- From: Marcos Caceres <w3c@marcosc.com>
- Date: Mon, 5 Nov 2012 23:05:58 +0000
- To: David Bruant <bruant.d@gmail.com>
- Cc: public-device-apis@w3.org
Hi David, On Monday, 5 November 2012 at 17:46, David Bruant wrote: > > What happens? > 1) The device vibrates for a second then logs 'yo' Nope. > 2) The device starts vibrating, logs 'yo' while vibrating and ends vibrating yep. > 3) something else (explain) > > Case 1 would be an aberrant waste of CPU time especially for long > sequences of vibrate/idle. Also games are known to use UX trick to > compute things in the background. Vibrating to deconcentrate the user > may be one of these tricks. Yep, it's async. > > In case of 2, how do you know when the device stopped vibrating? I don't think that information is available, unfortunately. > I > assume knowing when the device stopped vibrating is an important > information when you want your user to have a compelling experience. Maybe, what's the use case you were thinking of? I think it's deliberately designed to be "fire and forget". > Step 3, 5 and 7 of the processing vibration patterns algorithm mention > implementation-dependent limits and throw according to these. However, > an application has no way to know these limits, so an application can't > adapt its behavior to different implementation limits.
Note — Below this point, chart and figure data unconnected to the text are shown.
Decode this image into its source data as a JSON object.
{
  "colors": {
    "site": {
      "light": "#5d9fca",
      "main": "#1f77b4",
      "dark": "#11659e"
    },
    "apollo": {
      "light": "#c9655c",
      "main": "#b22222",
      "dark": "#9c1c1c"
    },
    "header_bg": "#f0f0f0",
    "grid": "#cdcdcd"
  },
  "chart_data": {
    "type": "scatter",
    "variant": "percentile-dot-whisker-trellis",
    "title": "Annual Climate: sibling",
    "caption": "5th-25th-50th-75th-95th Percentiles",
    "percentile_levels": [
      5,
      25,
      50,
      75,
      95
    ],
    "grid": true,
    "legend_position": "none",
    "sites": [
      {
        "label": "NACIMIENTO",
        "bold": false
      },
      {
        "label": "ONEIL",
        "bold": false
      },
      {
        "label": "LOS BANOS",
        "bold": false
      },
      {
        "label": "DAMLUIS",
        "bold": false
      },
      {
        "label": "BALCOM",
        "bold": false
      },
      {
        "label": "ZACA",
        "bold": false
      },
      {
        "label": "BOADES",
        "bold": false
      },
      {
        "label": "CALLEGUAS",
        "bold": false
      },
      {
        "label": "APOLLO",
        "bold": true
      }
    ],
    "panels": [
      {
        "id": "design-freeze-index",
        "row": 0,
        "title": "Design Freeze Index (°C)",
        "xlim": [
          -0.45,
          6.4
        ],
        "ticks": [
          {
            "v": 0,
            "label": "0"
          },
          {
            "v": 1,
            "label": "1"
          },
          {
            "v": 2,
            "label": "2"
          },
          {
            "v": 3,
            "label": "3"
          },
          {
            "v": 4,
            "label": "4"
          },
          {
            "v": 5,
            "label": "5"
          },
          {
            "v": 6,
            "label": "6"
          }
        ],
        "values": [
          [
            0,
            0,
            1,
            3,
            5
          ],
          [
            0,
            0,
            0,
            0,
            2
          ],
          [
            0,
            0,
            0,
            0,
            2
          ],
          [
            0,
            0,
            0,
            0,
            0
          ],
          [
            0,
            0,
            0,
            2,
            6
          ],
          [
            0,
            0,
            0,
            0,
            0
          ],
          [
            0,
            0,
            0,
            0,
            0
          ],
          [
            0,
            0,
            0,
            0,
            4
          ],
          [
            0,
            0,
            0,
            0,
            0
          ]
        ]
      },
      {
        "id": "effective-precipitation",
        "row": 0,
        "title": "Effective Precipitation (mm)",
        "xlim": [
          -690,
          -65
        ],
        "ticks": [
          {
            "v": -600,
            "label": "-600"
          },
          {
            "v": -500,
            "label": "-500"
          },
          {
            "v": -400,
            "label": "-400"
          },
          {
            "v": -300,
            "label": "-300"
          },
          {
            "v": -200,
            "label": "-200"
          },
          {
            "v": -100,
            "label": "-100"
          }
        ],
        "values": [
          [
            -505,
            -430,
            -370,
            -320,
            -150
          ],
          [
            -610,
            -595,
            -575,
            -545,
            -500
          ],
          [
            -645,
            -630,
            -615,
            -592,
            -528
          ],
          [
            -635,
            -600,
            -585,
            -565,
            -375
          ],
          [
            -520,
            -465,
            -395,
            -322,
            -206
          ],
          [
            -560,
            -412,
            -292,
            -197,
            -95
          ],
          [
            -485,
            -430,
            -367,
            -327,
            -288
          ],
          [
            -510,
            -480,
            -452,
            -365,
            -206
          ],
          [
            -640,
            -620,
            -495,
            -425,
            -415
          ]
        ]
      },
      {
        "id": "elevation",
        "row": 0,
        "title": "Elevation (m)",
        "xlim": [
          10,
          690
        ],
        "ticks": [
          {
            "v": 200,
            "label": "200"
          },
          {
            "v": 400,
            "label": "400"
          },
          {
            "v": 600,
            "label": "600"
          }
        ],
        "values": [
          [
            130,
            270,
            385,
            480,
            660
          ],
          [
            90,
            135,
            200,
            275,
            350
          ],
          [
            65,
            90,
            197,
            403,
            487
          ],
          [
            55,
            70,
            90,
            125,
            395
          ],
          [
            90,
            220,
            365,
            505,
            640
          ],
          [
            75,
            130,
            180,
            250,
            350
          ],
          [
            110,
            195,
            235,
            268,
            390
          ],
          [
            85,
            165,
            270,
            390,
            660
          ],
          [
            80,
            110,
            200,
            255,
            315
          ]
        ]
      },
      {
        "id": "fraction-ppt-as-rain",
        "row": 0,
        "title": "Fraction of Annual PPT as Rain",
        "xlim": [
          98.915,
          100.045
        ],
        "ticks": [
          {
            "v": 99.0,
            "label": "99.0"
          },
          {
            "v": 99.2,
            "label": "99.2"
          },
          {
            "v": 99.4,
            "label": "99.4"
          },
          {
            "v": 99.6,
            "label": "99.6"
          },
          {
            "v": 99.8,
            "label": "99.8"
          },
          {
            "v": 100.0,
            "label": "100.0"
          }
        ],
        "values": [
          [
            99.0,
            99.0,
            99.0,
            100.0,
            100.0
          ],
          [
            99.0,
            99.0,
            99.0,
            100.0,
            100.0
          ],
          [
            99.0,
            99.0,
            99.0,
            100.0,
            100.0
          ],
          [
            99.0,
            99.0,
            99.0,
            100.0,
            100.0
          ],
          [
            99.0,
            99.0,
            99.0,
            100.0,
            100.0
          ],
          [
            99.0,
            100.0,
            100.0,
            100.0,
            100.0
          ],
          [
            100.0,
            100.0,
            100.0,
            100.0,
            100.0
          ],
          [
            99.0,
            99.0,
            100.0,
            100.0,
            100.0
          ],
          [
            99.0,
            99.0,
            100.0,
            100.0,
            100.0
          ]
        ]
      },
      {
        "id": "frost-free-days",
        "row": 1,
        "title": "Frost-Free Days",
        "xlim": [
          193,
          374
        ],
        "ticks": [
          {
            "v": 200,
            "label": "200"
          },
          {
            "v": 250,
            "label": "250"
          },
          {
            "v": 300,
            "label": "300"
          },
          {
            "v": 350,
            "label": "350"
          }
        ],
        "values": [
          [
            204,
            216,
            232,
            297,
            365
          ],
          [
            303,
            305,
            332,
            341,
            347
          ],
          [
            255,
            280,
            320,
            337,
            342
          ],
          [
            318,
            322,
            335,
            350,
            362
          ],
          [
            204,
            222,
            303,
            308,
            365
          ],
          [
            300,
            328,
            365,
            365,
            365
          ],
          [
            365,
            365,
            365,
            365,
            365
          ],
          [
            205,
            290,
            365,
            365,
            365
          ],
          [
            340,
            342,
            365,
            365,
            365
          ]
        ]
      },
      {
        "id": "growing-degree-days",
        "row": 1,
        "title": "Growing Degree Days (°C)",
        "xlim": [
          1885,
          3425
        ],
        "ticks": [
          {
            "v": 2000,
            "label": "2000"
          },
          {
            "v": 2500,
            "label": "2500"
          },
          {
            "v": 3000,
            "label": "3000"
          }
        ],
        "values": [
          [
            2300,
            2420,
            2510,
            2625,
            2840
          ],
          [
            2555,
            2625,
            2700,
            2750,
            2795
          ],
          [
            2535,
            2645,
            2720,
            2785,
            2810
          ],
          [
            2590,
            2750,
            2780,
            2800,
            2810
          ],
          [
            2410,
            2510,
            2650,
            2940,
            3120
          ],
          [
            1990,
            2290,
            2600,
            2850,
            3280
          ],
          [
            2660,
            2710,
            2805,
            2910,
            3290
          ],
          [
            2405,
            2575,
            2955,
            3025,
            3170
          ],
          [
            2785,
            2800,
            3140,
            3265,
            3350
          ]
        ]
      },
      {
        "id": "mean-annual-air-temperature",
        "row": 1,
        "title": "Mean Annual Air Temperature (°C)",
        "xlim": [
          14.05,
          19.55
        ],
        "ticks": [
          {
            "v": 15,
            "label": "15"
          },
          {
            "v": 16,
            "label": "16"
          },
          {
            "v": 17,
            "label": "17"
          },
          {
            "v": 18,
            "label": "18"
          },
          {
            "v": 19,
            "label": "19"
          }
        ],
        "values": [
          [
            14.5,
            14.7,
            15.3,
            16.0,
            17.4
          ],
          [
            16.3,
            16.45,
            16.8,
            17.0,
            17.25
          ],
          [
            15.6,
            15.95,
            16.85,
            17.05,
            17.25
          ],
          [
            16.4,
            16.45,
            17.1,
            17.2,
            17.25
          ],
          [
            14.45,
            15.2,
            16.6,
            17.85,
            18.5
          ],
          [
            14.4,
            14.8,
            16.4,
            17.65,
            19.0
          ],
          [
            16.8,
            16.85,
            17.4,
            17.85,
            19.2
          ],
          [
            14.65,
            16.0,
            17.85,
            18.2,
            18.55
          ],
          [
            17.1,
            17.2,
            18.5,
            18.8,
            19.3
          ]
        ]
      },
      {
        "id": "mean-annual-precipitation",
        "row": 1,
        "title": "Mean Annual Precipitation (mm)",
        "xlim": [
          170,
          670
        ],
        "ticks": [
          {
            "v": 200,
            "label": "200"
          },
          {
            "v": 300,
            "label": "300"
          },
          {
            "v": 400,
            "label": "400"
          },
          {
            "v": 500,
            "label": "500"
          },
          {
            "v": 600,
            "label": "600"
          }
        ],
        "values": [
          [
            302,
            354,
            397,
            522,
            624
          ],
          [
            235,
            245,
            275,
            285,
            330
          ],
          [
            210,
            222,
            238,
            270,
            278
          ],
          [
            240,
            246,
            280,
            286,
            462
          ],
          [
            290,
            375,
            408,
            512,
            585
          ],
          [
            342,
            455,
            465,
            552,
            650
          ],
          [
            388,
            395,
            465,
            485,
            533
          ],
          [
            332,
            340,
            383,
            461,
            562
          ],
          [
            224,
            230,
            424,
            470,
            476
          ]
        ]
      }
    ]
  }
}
I think it would > be nice of the implementation to provide these limits as constants. > I'm afraid that from an application author perspective, the only > alternative is try out values to figure out the limits and "try out > values" means actually vibrating or do weird hacks like: > > try{ > navigator.vibrate(10000); > navigator.vibrate(0); // cancel vibration if it occured What use case did you have in mind for knowing the limits?